Okumadan Geçmeyin

Uzayın ve Dünyanın Gizemleri - 1

KUYRUKLU YILDIZ HER ZAMAN BİR KUYRUKLU YILDIZ MIDIR?

Loading

             

             Gazaphistan’da her zamanki gibi pek güzel olmayan bir gündü. İçine binlerce fil sığabilecek kadar büyük sarayındaki Gazaphistan başkanı Hışım öfkeyle geziniyor ve:

“Dünyanın en büyük ülkesi benim, herkes sözümü dinlemeli!” diye bağırıyordu. Yemek hazır olana kadar biraz uyumak isteyen Hışım gözlerini yumdu. Kısa bir süre sonra sarayı dolanan birbirinden lezzetli yemeklerin kokularıyla gözlerini aralayan başkan, birden az önce gördüğü rüyayı hatırladı.

“Eğer rüyamda sadece benim ülkemde su olduğunu ve diğer ülkelerin bana tabi olduğunu gördüysem, işin sırrı o ülkelerin suyunu kesmekte!” diye düşündü. Ardından saray mutfağından gelen nefis kokulara aldırmadan askerlerini topladı.

Askerler, Hışım’dan aldıkları emirle nehre zehir dökerken, nehrin geçtiği köyün muhtarı onları gördü. Muhtar bu nehrin diğer ülkelere değil Gazaphistan’a aktığını anlatmayı bir türlü beceremedi ve zehrin şehre gidişini çaresizce izledi. Ne yapacağını bilemeyen muhtar arabasına atlayıp saraya gitti. Ancak sarayda yolunu bulması birkaç gün sürdü. Sonunda Hışım’ı her zamanki gibi askerlerinin pastaneleri yağmalayarak aldığı yiyecekleri yerken buldu. Gazaphistan’da bu, tavukların yumurtalaması kadar normal bir şeydi. Askerler yağmalar, halk eziyet çekerdi. Başkan öfkeden piliç gibi kızarmış suratıyla hışım hışım etrafta dolaşıp, emirler yağdırırdı. Muhtar zehrin şehre ulaştığını söylediği an Hışım musluktan akan yeşilimsi şeyi fark etti ve hemen emir verdi:

“Nehrin üstüne bir duvar örün!” Askerler nehrin üzerindeki duvarı olabildiğince çabuk yükseltmişlerdi ancak yine de geç kalmışlardı. Nehirde biriken zehir bitkileri öldürmeye, bitkileri yiyen hayvanlar, hayvanları yiyen insanlar domino taşları gibi devrilmeye başladı. Nehirde su ilerleyemediği için kuraklık halkı perişan etti. Bebekler durmadan ağladı. Yaşlılar bugünleri de mi görecektik diyerek dizlerini dövdü. Barajlar elektrik üretemez oldu. Şehir karanlığa gömüldü.

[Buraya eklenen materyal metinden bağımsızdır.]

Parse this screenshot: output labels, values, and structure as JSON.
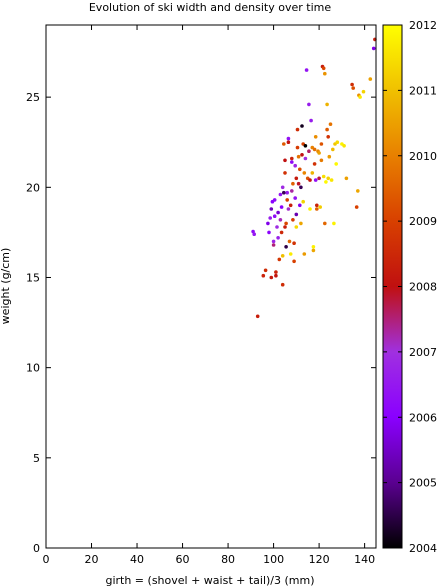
{
  "chart_data": {
    "type": "scatter",
    "title": "Evolution of ski width and density over time",
    "xlabel": "girth = (shovel + waist + tail)/3 (mm)",
    "ylabel": "weight (g/cm)",
    "xlim": [
      0,
      145
    ],
    "ylim": [
      0,
      29
    ],
    "x_ticks": [
      0,
      20,
      40,
      60,
      80,
      100,
      120,
      140
    ],
    "y_ticks": [
      0,
      5,
      10,
      15,
      20,
      25
    ],
    "grid": false,
    "colorbar": {
      "label_ticks": [
        2004,
        2005,
        2006,
        2007,
        2008,
        2009,
        2010,
        2011,
        2012
      ],
      "range": [
        2004,
        2012
      ],
      "stops": [
        "#000000",
        "#5a0090",
        "#8a00ff",
        "#a030e0",
        "#c01010",
        "#d84000",
        "#e88000",
        "#f0c000",
        "#ffff00"
      ]
    },
    "points": [
      [
        93.0,
        12.85,
        2008.3
      ],
      [
        91.0,
        17.55,
        2006.2
      ],
      [
        91.5,
        17.4,
        2006.5
      ],
      [
        95.5,
        15.1,
        2008.4
      ],
      [
        96.5,
        15.4,
        2008.6
      ],
      [
        97.5,
        18.0,
        2005.8
      ],
      [
        98.0,
        17.5,
        2006.1
      ],
      [
        98.5,
        18.3,
        2006.6
      ],
      [
        99.0,
        18.8,
        2005.4
      ],
      [
        99.5,
        19.2,
        2006.0
      ],
      [
        99.0,
        15.0,
        2008.2
      ],
      [
        100.0,
        17.0,
        2006.8
      ],
      [
        100.0,
        16.8,
        2007.5
      ],
      [
        100.5,
        18.4,
        2006.3
      ],
      [
        100.5,
        19.3,
        2006.2
      ],
      [
        101.0,
        15.1,
        2008.1
      ],
      [
        101.0,
        15.3,
        2008.4
      ],
      [
        101.5,
        17.8,
        2006.9
      ],
      [
        102.0,
        18.6,
        2005.6
      ],
      [
        102.0,
        17.2,
        2006.7
      ],
      [
        102.5,
        16.0,
        2008.8
      ],
      [
        103.0,
        18.2,
        2007.2
      ],
      [
        103.0,
        19.6,
        2006.5
      ],
      [
        103.5,
        17.5,
        2008.5
      ],
      [
        103.5,
        18.9,
        2006.0
      ],
      [
        104.0,
        20.0,
        2006.9
      ],
      [
        104.0,
        16.2,
        2011.0
      ],
      [
        104.5,
        22.4,
        2009.4
      ],
      [
        104.5,
        19.7,
        2004.6
      ],
      [
        104.0,
        14.6,
        2008.6
      ],
      [
        105.0,
        21.5,
        2008.0
      ],
      [
        105.0,
        20.8,
        2008.7
      ],
      [
        105.0,
        17.8,
        2008.3
      ],
      [
        105.5,
        16.7,
        2004.5
      ],
      [
        105.5,
        18.0,
        2009.1
      ],
      [
        106.0,
        19.3,
        2009.0
      ],
      [
        106.0,
        19.7,
        2006.6
      ],
      [
        106.5,
        22.7,
        2006.4
      ],
      [
        106.5,
        22.5,
        2008.1
      ],
      [
        106.5,
        18.8,
        2007.1
      ],
      [
        107.0,
        17.0,
        2009.6
      ],
      [
        107.5,
        16.3,
        2011.7
      ],
      [
        107.5,
        19.0,
        2008.3
      ],
      [
        108.0,
        21.6,
        2008.4
      ],
      [
        108.0,
        21.4,
        2006.2
      ],
      [
        108.0,
        19.8,
        2007.3
      ],
      [
        108.5,
        20.2,
        2009.5
      ],
      [
        108.5,
        18.2,
        2008.9
      ],
      [
        109.0,
        15.9,
        2009.0
      ],
      [
        109.0,
        16.9,
        2008.7
      ],
      [
        109.5,
        21.2,
        2006.8
      ],
      [
        109.5,
        19.4,
        2006.4
      ],
      [
        110.0,
        20.5,
        2008.2
      ],
      [
        110.0,
        17.8,
        2011.4
      ],
      [
        110.0,
        18.5,
        2005.3
      ],
      [
        110.5,
        22.2,
        2008.9
      ],
      [
        110.5,
        23.2,
        2008.6
      ],
      [
        111.0,
        20.2,
        2007.9
      ],
      [
        111.0,
        21.7,
        2009.8
      ],
      [
        111.5,
        21.0,
        2009.2
      ],
      [
        111.5,
        19.0,
        2005.9
      ],
      [
        112.0,
        20.0,
        2004.6
      ],
      [
        112.0,
        18.0,
        2010.6
      ],
      [
        112.5,
        23.4,
        2004.2
      ],
      [
        112.5,
        21.8,
        2008.0
      ],
      [
        113.0,
        22.4,
        2009.0
      ],
      [
        113.0,
        19.2,
        2011.3
      ],
      [
        113.5,
        20.8,
        2010.1
      ],
      [
        113.5,
        16.3,
        2010.4
      ],
      [
        114.0,
        22.3,
        2004.0
      ],
      [
        114.0,
        21.6,
        2007.0
      ],
      [
        114.5,
        26.5,
        2006.4
      ],
      [
        115.0,
        20.5,
        2009.3
      ],
      [
        115.5,
        24.6,
        2006.6
      ],
      [
        115.5,
        22.0,
        2007.6
      ],
      [
        116.0,
        18.8,
        2011.8
      ],
      [
        116.0,
        20.4,
        2008.2
      ],
      [
        116.5,
        23.7,
        2006.6
      ],
      [
        117.0,
        22.2,
        2010.0
      ],
      [
        117.0,
        20.8,
        2010.8
      ],
      [
        117.5,
        16.7,
        2011.8
      ],
      [
        117.5,
        16.5,
        2010.6
      ],
      [
        118.0,
        22.1,
        2009.7
      ],
      [
        118.0,
        21.3,
        2008.7
      ],
      [
        118.5,
        20.4,
        2006.3
      ],
      [
        118.5,
        22.8,
        2010.2
      ],
      [
        119.0,
        19.0,
        2008.4
      ],
      [
        119.0,
        18.8,
        2009.5
      ],
      [
        119.5,
        22.0,
        2010.1
      ],
      [
        120.0,
        20.5,
        2007.8
      ],
      [
        120.0,
        21.9,
        2010.5
      ],
      [
        120.5,
        18.9,
        2011.2
      ],
      [
        121.0,
        21.5,
        2009.9
      ],
      [
        121.0,
        22.4,
        2009.3
      ],
      [
        121.5,
        26.7,
        2008.2
      ],
      [
        122.0,
        26.6,
        2009.1
      ],
      [
        122.0,
        20.6,
        2011.5
      ],
      [
        122.5,
        26.3,
        2010.3
      ],
      [
        122.5,
        18.0,
        2009.6
      ],
      [
        123.0,
        20.3,
        2011.9
      ],
      [
        123.5,
        24.6,
        2010.8
      ],
      [
        123.5,
        23.2,
        2009.4
      ],
      [
        124.0,
        22.8,
        2008.7
      ],
      [
        124.0,
        20.5,
        2011.3
      ],
      [
        124.5,
        21.7,
        2010.4
      ],
      [
        125.0,
        23.5,
        2009.8
      ],
      [
        125.5,
        20.4,
        2011.6
      ],
      [
        126.0,
        22.1,
        2010.9
      ],
      [
        126.5,
        18.0,
        2011.8
      ],
      [
        127.0,
        22.4,
        2011.1
      ],
      [
        127.5,
        21.3,
        2011.9
      ],
      [
        128.0,
        22.5,
        2011.4
      ],
      [
        130.0,
        22.4,
        2011.8
      ],
      [
        131.0,
        22.3,
        2011.6
      ],
      [
        132.0,
        20.5,
        2010.5
      ],
      [
        134.5,
        25.7,
        2008.6
      ],
      [
        135.0,
        25.5,
        2009.2
      ],
      [
        136.5,
        18.9,
        2009.0
      ],
      [
        137.0,
        19.8,
        2010.6
      ],
      [
        137.5,
        25.1,
        2010.2
      ],
      [
        138.0,
        25.0,
        2011.7
      ],
      [
        139.5,
        25.3,
        2011.3
      ],
      [
        142.5,
        26.0,
        2010.5
      ],
      [
        144.0,
        27.7,
        2005.8
      ],
      [
        144.5,
        28.2,
        2008.3
      ]
    ]
  }
}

Bu arada Başkan Hışım hatasını anlamıştı. Hemen arıtma cihazlarını çalıştırdı. Duvarı yıktırdı. Ama ülkesi zaten az olan bitki örtüsünün yarısını kaybetmiş, halkının çoğu zehirlenmişti. Hışım hatasını anladıktan sonra diğerlerine söz geçirme sevdasından vazgeçti. Ama ben vazgeçmedim. Gazaphistan’ın yeni başkanı Har olarak daha iyi planlarım var. Hidrojen bombası atışıyla hava sıcaklığını arttırıp suyu buharlaştıracağım. Halk onu indirip beni başkan yaptı. Buna layık olacağım. Askerler, başlıyoruz!

Yeni komutanım toplantıda bunları söyledi ve bomba fırlatma düğmesine bastı. Bize ise köyleri teftiş emri verdi. Teftişe gittiğim köyde herkes Gazaphistan’a doğru gelen bir kuyruklu yıldızı gözlemliyordu. Ama aslında bu gök cismi kuyruklu yıldıza hiç benzemiyordu.